Because the regurgitant volumes in AR are calculated as the product
of EOAs and peak regurgitant velocities or VTIs, accurate measurements
of EOAs are of primary importance for the correct estimation of
regurgitant volume. Vena contracta areas derived by the 3D method
should be less prone to error when used to determine EOA than those
obtained by 2D methods. In fact, direct measurements of cross-sectional
area of the vena contracta derived by the 3D method seemed to be more
accurate as a measure of EOA than those estimates obtained by 2D color
Doppler imaging. In our previous study using 2D
imaging,8 the simple regression formula between vena
contracta areas obtained from the 2D method and reference EOAs obtained
by EMF was as follows: y=1.2x-0.004,
r=0.91, SEE=0.07 cm2. The simple
regression equation in the present study was
y=0.82x+0.03, r=0.99, SEE=0.01
cm2. Although the study sheep were different,
there seemed to be better correlation of results for this 3D method
than for those in the previous 2D method, because the slope of the
regression with the 3D method was closer to a slope of 1. Moreover, the
SE was smaller with the 3D method. Thus, measurement of the
cross-sectional area of the vena contracta from a 3D reconstruction
could be a useful and potentially accurate method for the study of AR
in clinical patients who have regurgitant valvular orifices
with complicated geometry.
Study Limitations
In this animal study, we used epicardial
echocardiography to select the best transducer
position to obtain good alignment for CW Doppler interrogation of
the vena contracta and aortic regurgitant jet.

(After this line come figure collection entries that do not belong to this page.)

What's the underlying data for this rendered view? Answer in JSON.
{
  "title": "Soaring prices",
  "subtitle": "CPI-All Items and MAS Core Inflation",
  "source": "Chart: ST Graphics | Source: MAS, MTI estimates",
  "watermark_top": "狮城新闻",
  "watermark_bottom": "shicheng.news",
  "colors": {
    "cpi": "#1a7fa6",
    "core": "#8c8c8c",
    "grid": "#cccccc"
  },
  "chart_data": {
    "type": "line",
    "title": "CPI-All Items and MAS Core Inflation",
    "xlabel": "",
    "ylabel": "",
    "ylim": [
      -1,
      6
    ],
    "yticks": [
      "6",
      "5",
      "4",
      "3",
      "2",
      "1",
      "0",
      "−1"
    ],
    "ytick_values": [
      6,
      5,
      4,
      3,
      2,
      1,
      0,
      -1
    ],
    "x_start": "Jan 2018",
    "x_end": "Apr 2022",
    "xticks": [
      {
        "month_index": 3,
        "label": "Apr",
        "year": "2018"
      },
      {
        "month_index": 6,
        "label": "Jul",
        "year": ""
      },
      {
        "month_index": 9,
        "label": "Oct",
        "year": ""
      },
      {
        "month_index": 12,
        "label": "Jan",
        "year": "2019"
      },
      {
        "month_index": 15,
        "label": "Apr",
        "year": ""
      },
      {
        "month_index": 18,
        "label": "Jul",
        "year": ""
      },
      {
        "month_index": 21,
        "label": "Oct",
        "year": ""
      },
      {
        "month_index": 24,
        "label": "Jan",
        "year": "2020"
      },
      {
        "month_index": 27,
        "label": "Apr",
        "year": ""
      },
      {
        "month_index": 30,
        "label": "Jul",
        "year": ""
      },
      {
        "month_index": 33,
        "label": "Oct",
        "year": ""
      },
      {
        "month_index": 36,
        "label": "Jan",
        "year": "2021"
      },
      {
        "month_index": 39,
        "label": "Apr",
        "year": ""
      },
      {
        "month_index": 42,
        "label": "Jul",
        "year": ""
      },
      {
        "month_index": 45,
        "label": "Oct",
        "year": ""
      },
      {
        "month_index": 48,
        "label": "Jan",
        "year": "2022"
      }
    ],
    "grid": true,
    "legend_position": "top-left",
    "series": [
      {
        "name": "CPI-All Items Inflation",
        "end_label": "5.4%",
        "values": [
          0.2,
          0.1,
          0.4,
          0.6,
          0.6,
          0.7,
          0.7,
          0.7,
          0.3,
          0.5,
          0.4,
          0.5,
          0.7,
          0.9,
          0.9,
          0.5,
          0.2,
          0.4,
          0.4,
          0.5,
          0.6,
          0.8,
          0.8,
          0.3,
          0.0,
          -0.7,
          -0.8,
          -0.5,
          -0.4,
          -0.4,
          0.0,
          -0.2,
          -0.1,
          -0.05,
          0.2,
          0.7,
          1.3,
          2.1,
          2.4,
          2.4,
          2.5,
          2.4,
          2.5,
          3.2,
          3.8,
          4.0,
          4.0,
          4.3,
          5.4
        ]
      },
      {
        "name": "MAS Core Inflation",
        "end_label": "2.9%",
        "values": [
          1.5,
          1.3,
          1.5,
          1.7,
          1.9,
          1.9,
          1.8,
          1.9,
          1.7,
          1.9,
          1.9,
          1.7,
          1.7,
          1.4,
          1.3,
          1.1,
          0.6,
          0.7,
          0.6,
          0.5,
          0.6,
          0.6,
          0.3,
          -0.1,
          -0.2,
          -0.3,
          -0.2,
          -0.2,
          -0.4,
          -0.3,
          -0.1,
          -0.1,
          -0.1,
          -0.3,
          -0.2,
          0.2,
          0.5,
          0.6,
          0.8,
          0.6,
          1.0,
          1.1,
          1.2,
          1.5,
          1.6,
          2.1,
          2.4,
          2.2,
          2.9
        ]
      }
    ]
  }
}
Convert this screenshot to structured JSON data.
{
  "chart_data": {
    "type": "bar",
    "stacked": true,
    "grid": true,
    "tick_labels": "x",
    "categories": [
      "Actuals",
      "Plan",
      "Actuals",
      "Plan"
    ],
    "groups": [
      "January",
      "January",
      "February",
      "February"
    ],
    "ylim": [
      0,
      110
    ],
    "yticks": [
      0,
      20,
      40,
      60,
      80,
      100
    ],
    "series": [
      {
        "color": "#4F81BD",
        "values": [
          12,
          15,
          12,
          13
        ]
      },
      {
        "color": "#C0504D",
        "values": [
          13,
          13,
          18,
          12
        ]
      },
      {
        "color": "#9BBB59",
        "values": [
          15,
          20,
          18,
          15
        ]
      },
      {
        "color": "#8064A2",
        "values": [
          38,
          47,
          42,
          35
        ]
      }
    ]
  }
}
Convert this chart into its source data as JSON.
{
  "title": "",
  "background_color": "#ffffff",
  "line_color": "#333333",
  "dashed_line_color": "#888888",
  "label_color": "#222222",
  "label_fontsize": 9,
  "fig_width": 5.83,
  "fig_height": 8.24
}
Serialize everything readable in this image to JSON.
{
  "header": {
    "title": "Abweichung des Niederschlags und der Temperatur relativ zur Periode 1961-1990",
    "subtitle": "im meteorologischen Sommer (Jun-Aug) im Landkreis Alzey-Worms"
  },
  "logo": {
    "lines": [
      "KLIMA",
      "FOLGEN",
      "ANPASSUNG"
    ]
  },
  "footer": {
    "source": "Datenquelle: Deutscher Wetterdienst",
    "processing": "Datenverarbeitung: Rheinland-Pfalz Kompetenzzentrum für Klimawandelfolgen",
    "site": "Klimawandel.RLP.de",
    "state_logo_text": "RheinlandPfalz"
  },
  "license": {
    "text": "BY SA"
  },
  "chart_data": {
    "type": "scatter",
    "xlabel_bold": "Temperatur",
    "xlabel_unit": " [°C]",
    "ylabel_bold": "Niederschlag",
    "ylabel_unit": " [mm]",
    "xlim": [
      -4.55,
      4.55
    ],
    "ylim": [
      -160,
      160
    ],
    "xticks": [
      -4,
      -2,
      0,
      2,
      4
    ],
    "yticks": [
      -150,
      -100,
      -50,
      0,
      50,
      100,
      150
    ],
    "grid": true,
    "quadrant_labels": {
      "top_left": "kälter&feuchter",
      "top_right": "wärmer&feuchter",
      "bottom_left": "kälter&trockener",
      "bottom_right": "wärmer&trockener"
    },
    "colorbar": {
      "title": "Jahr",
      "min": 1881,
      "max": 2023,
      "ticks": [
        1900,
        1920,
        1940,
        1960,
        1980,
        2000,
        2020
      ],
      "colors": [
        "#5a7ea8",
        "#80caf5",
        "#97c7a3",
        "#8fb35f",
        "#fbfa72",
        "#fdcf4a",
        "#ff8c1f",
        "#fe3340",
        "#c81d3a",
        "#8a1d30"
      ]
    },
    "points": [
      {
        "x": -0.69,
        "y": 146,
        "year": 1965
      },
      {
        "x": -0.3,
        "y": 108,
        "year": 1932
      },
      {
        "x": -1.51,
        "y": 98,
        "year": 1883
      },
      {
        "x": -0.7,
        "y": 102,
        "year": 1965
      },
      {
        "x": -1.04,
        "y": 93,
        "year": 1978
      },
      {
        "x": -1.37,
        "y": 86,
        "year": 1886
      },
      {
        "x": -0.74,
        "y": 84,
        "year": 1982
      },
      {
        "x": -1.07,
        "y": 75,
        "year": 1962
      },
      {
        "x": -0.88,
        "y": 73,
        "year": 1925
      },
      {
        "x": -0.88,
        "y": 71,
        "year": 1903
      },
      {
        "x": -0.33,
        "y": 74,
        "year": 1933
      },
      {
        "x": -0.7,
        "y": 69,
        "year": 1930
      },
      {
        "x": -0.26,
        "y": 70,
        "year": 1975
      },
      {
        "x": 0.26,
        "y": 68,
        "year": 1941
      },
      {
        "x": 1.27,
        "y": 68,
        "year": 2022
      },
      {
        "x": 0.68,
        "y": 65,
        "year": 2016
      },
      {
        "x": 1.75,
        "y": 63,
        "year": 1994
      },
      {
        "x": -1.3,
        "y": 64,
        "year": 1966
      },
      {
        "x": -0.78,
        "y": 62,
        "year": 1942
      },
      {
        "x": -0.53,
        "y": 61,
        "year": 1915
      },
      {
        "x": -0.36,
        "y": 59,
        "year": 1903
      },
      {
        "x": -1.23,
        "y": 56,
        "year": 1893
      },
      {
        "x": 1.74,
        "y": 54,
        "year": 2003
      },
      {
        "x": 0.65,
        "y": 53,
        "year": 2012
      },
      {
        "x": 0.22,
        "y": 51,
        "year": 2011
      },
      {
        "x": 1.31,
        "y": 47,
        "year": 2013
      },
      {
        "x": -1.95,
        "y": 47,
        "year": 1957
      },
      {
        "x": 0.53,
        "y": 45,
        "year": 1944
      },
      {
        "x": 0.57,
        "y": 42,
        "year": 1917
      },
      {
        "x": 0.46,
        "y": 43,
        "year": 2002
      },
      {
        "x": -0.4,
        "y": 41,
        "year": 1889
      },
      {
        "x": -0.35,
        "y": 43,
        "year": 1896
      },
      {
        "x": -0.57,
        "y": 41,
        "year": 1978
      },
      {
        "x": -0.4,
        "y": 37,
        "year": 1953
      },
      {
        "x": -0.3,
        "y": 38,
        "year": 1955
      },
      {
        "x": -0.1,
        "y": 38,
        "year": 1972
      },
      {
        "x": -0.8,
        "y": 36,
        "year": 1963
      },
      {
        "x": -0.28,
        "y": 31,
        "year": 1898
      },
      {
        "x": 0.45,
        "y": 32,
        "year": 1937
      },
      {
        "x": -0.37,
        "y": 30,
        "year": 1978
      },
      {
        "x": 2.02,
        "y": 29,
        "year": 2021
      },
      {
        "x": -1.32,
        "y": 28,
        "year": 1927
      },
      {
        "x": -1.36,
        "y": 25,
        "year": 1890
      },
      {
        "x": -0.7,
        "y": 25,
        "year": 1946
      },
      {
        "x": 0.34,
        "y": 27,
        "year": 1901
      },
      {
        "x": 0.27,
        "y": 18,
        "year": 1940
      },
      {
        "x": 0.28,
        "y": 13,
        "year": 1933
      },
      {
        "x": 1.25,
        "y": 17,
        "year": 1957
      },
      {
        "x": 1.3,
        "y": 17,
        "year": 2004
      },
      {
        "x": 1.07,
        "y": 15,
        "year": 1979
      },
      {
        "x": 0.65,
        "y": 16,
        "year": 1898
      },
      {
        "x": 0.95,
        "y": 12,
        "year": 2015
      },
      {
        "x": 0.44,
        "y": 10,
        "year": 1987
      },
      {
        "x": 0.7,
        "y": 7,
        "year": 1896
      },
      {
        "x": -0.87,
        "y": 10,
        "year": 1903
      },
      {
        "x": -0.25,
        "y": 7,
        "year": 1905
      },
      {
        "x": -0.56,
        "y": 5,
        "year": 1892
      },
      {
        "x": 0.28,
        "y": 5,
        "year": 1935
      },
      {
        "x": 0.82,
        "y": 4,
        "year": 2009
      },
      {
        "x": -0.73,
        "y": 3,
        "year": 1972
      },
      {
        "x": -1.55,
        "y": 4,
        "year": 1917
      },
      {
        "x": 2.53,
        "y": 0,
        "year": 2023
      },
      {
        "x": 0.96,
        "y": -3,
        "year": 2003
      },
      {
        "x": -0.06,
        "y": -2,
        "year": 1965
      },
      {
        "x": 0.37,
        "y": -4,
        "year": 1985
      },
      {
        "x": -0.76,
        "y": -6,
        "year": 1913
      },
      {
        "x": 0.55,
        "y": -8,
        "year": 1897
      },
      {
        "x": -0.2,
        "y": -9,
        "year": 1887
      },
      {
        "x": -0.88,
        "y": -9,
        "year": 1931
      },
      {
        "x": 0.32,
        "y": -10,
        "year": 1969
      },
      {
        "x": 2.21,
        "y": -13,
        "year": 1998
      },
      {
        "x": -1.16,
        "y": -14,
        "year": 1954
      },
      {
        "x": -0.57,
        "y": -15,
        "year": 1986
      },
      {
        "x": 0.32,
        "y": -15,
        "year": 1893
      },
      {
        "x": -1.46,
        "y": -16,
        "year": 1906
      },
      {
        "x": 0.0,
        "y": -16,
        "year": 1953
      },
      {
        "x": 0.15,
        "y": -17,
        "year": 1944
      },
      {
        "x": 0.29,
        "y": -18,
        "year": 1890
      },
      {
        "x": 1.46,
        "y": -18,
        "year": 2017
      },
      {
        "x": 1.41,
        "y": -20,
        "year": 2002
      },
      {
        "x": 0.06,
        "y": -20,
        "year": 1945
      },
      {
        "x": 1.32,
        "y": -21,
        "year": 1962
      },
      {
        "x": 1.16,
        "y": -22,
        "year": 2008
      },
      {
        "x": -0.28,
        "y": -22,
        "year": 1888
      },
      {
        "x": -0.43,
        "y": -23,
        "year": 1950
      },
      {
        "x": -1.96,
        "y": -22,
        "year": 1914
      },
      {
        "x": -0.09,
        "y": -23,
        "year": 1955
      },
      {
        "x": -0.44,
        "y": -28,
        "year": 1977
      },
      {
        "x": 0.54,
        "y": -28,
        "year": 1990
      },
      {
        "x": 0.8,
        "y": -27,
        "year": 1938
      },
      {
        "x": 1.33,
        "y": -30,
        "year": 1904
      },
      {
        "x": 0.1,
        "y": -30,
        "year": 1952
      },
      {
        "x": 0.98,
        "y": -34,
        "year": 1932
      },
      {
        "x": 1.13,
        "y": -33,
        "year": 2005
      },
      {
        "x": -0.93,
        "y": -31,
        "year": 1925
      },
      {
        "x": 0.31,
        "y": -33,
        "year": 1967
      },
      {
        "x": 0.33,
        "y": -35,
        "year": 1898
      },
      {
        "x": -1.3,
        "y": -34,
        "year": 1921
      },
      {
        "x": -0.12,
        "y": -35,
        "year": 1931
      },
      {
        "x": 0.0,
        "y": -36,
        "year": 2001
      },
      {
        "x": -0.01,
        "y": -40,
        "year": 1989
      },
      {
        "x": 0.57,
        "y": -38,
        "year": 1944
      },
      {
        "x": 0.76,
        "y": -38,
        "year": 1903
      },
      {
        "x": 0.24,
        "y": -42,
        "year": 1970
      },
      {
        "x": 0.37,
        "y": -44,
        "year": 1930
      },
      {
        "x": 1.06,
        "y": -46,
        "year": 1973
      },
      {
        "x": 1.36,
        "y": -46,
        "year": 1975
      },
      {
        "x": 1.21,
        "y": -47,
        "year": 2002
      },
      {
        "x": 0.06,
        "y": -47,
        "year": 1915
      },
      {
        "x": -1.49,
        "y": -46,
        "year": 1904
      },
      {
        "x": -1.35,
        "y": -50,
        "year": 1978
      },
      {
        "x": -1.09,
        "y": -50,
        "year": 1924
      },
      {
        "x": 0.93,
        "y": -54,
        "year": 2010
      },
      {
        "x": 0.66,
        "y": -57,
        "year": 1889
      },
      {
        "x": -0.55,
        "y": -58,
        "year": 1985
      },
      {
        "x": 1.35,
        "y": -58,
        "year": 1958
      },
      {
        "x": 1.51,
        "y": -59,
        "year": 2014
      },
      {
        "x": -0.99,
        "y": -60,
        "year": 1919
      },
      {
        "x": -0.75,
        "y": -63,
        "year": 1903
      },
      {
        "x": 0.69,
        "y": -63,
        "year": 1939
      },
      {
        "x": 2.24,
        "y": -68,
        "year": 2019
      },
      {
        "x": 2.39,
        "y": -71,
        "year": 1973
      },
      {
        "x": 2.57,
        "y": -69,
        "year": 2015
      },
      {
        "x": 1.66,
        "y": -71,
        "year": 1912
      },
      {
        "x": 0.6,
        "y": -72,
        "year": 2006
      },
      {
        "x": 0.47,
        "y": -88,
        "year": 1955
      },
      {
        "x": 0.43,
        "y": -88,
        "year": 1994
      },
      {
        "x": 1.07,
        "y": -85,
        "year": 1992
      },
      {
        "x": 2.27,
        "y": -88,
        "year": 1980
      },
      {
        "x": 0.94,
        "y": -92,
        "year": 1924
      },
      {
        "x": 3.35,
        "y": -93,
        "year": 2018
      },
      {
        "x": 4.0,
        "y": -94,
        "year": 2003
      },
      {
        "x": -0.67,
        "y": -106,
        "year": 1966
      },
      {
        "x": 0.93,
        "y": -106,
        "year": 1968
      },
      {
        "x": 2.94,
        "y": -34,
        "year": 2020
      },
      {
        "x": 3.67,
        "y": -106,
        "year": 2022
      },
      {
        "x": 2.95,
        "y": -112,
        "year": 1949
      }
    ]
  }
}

It has been reported
that the right parasternal view in the right lateral decubitus position
can provide good color Dopplerimaged vena contracta in 78% of
adult patients with AR.34 However, the quality of our
original 2D color Doppler imaging may have been better than that
obtained in the clinical setting. In addition, because the 3D data sets
were derived from 2D imaging during the probe rotation, heart motion
artifacts during acquisition may have degraded the subsequent 3D
images. Another limitation in our method as used in the present
study was that the color Doppler regurgitant flow images obtained
parallel to flow imaged the vena contracta as a function of the
lateral resolution of the scanner, and images were transferred into the
TomTec 3D computer as video composite gray-scale images. Thus, the flow
convergence region and regurgitant flow jet including the vena
contracta were depicted as black-and-white images with various gray
scales in the TomTec system, and there may be a loss of resolution in
the image acquisition and reconstruction method. This might cause
difficulty with adequate differentiation of the vena contracta or
regurgitant flow jet from tissue in the region of valves. Despite these
limitations, the contour of vena contracta could be visualized
satisfactorily and analyzed quantitatively in our study. Our
more recent work with digital 3D Doppler flow maps demonstrated the
feasibility of identifying the vena contracta cross section in 3D data
as a zone of the smallest cross section, a uniform spatial velocity
profile, and the highest mean velocity.35 In the future,
continuing development of computer technology and advanced
parallel-processing ultrasound equipment should provide direct
real-time acquisition and transfer of color-encoded signals in digital
format as velocity assignments into computers capable of displaying 3D
quantitative color Doppler flow images on a beat-to-beat basis.
Conclusions
Our in vivo experimental study indicates that 3D
echocardiographic extraction and measurement of the
vena contracta from color Doppler images may aid quantification of
the severity of AR.
Received July 14, 1998; revision received October 28, 1998; accepted November 18, 1998.